Norway sitting on 'resource gold mine'

Stallled: Johan Castberg is facing technical and commercial obstacles to development

Norway is sitting on a gold mine of 10 billion barrels of oil equivalent in untapped discovered hydrocarbon resources worth an estimated $106 billion but significant technical and commercial obstacles are barring the way to the glittering prize, according to Wood Mackenzie.

The potential resource haul is hidden in 206 discoveries, including the giant Johan Sverdrup find with estimated volumes of 2.4 billion boe, with about half of the volumes in the North Sea and the remainder divided roughly equally between the Norwegian and Barents seas, the UK-based research firm stated in a new analysis.

WoodMac estimates that more than 60% of the estimated resource tally could be commercialised to generate significant returns in the form of oil and gas revenue.

"We consider 4.8 billion boe likely to be economic, 1.6 billion boe potentially economic and the remaining 3.6 billion boe not commercial and therefore will remain undeveloped,” said North-West Europe upstream analyst James Webb.

“From this we estimate the volumes in the likely and potentially economic discoveries represent $22 billion of potential value for companies in the sector and $84 billion in tax revenue alone for the Norwegian government - excluding the profits of Statoil and the State’s Direct Financial Interest (SDFI).”

However, exploitation of the resources remains challenged by a range of technical obstacles – such as low reserves, lack of infrastructure and complex geoglogy - while stricter capital discipline and project prioritisation by oil companies such as Statoil are also putting the brakes on development and Webb said “not all undeveloped discoveries will reach commerciality”.

"Commercially, the global upstream industry faces an extremely difficult economic environment. Investors are increasingly demanding bigger dividends and a better rate of return,” he explained.

“As a result, many companies have committed to stricter capital discipline and are intensely screening projects based on financial criteria. Capital-intensive projects are particularly being scrutinised. This means more difficult projects could be delayed, and in some circumstances will simply remain undeveloped.”

Statoil has already postponed development of the $15 billion Johan Castberg discovery in the Barents Sea where a lack of resources in the remote Arctic region lacking existing infrastructure, as well as a punitive tax hike and higher costs, have undermined the commerciality of the project.

Webb said recent exploration success off Norway has also hindered the pace of development of discoveries.

"Over the last five years the average size of new discoveries has been greater than the average undeveloped field and therefore new fields have been prioritised,” he said.

As a result, more complex developments – such as high-pressure and high-temperature fields – have been delayed in favour of simpler projects, according to the analyst.

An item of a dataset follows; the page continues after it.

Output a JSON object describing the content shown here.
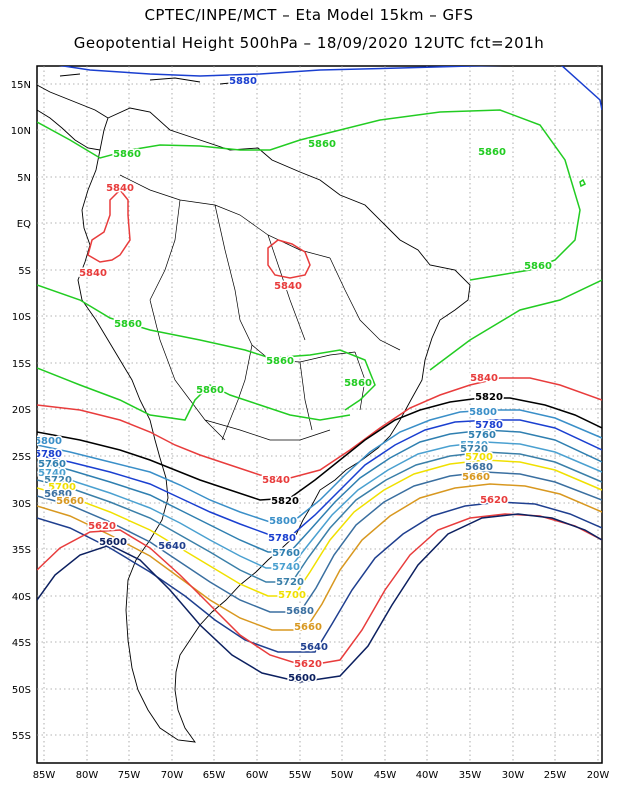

 However, the Edinburgh-based consultancy still believes the pipeline of future developments off Norway remains strong, with the undeveloped resources accounting for much of the value creation for companies such as Lundin Petroleum and Det Norske Oljeselskap.

“This creates an incentive to quickly commercialise the finds and bring them on stream,” Webb said, adding that increased co-operation between oil companies, the SDFI and government was “vital” to realising development of these resources.